Você com a palavra...

Como me sinto sendo uma professora negra no contexto escolar

 

A primeira vez que pisei numa escola foi aos quatro anos de idade, numa escolinha pequena lá na Aviação em São Mateus. É estranho dizer, eu sei, mas a escola sempre foi um dos meus lugares favoritos: era onde eu fazia amigos, o espaço que aguçava a curiosidade da criança questionadora que eu era e onde eu estabeleci uma relação afetiva com a educação. Talvez, ao ingressar no ensino fundamental, tenha sido a primeira vez que eu almejei ser uma daquelas pessoas que eu admirava, aquelas que me deram aula, que me ensinaram a multiplicar e a ler poesia.
Entretanto, algo que me impressionou muito durante minha vida na escola pública é que eu posso contar nos dedos de uma mão até hoje, do CMEI ao ensino superior, quantos professores negros eu tive durante a minha trajetória escolar. Quantas daquelas pessoas que eu admirei na minha vida compartilhavam dos mesmos traços que eu?
Quem sabe isso não tem a ver com a nossa experiência como alunos negros na escola? Vivências de racismo, preconceito e discriminação racial – veladas ou não – ao longo das nossas trajetórias são coisas tão comuns, mas que nunca passam batido na nossa realidade. As ofensas ao nosso tom de pele, a textura do nosso cabelo e as insinuações de que a universidade ou qualquer tipo de futuro considerado próspero “não eram para gente como nós”, criaram, pelo menos para mim, uma certa dicotomia de sentimentos, o famoso amor e ódio. Alguns professores me fizeram me sentir segura na minha trajetória escolar, já que não bastava apenas achar o racismo errado: professores precisavam e precisam ser antirracistas.
No momento em que você percebe as relações entre sua caminhada estudantil e “o que você quer ser quando crescer”, tudo se torna mais evidente: eu quis ser professora para mudar como os meus alunos percebem a educação e o espaço escolar.

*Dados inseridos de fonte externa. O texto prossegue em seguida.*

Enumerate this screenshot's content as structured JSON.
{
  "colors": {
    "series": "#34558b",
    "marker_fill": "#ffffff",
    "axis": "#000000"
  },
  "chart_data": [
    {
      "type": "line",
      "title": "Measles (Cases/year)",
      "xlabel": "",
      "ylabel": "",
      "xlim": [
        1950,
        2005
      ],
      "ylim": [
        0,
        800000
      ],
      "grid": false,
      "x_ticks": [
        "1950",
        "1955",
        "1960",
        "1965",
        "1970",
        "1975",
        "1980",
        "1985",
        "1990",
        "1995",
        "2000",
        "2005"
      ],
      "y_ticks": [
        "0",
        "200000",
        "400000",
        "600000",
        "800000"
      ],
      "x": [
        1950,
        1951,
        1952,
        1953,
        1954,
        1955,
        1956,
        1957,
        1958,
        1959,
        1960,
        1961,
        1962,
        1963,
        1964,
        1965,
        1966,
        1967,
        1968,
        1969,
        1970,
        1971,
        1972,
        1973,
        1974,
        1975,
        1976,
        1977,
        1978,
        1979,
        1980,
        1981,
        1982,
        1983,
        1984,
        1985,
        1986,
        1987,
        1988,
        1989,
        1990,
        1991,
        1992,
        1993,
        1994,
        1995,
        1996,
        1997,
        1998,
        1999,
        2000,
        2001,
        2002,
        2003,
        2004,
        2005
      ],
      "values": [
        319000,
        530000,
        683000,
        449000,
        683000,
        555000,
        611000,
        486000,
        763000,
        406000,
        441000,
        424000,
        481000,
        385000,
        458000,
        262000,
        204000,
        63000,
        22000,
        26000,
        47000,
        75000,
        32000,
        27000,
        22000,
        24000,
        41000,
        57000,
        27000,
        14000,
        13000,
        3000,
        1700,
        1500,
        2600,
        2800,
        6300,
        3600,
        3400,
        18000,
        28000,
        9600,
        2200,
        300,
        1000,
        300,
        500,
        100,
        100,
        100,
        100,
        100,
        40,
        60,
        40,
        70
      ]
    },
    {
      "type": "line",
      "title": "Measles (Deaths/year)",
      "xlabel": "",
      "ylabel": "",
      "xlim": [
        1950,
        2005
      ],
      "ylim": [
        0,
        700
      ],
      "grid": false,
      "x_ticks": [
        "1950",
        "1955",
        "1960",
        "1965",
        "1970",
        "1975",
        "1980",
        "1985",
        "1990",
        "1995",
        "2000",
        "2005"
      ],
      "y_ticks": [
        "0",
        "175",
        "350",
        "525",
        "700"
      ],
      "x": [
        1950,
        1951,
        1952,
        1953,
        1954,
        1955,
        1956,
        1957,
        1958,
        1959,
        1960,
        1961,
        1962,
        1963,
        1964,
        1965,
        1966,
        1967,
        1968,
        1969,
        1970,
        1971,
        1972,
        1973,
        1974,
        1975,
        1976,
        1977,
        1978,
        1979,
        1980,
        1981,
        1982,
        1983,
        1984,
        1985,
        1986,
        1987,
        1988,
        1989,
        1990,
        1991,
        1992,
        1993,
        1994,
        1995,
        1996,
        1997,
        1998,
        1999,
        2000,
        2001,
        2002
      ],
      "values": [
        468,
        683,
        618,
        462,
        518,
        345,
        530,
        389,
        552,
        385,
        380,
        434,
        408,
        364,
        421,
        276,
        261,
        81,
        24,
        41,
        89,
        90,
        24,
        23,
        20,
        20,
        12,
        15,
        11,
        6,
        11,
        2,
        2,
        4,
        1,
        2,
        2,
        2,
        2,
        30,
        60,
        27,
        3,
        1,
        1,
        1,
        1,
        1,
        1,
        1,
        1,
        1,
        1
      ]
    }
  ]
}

Eu quis que meus alunos, negros ou não, vissem que a escola era um lugar para pessoas como eles e como eu, que existem possibilidades de eles ocuparem qualquer espaço que eles queiram ocupar. Vejo que várias pessoas tiveram a mesma ideia que eu, já que a sala dos professores tem mais cores, tamanhos e gêneros, que os alunos estão livres para serem que eles querem ser e quem eles são, terem uma relação segura e confiante com a escola.
Eu me sinto feliz quando eu vejo uma aluna exibir seus cabelos que não são e nunca foram “pixaim” ou “bombril”, quando eles me perguntam onde fiz minhas tranças porque querem fazer igual, quando perguntam sobre o processo para se tornarem professores e fazerem parte de uma escola que está longe de ser perfeita, porém está no caminho para chegar lá. Eu quero ver meus alunos serem meus companheiros de trabalho e talvez professores dos meus filhos, eu quero que eles sejam partes fundamentais da própria educação. Porque ser uma professora mulher e negra ainda é difícil e cansativo, ainda vivenciamos preconceito e racismo em lugares que não esperamos, mas ao mesmo tempo é gratificante! Somos representatividade e fazemos parte da construção da escola que queremos ter e um dia teremos.

Aisha Jureswski, 26 anos. Mulher e negra.
Professora efetiva de língua inglesa no Colégio Estadual do Espírito Santo
e tradutora literária. Licenciada em Literatura e Língua Inglesa
pela Universidade Federal do Espírito Santo.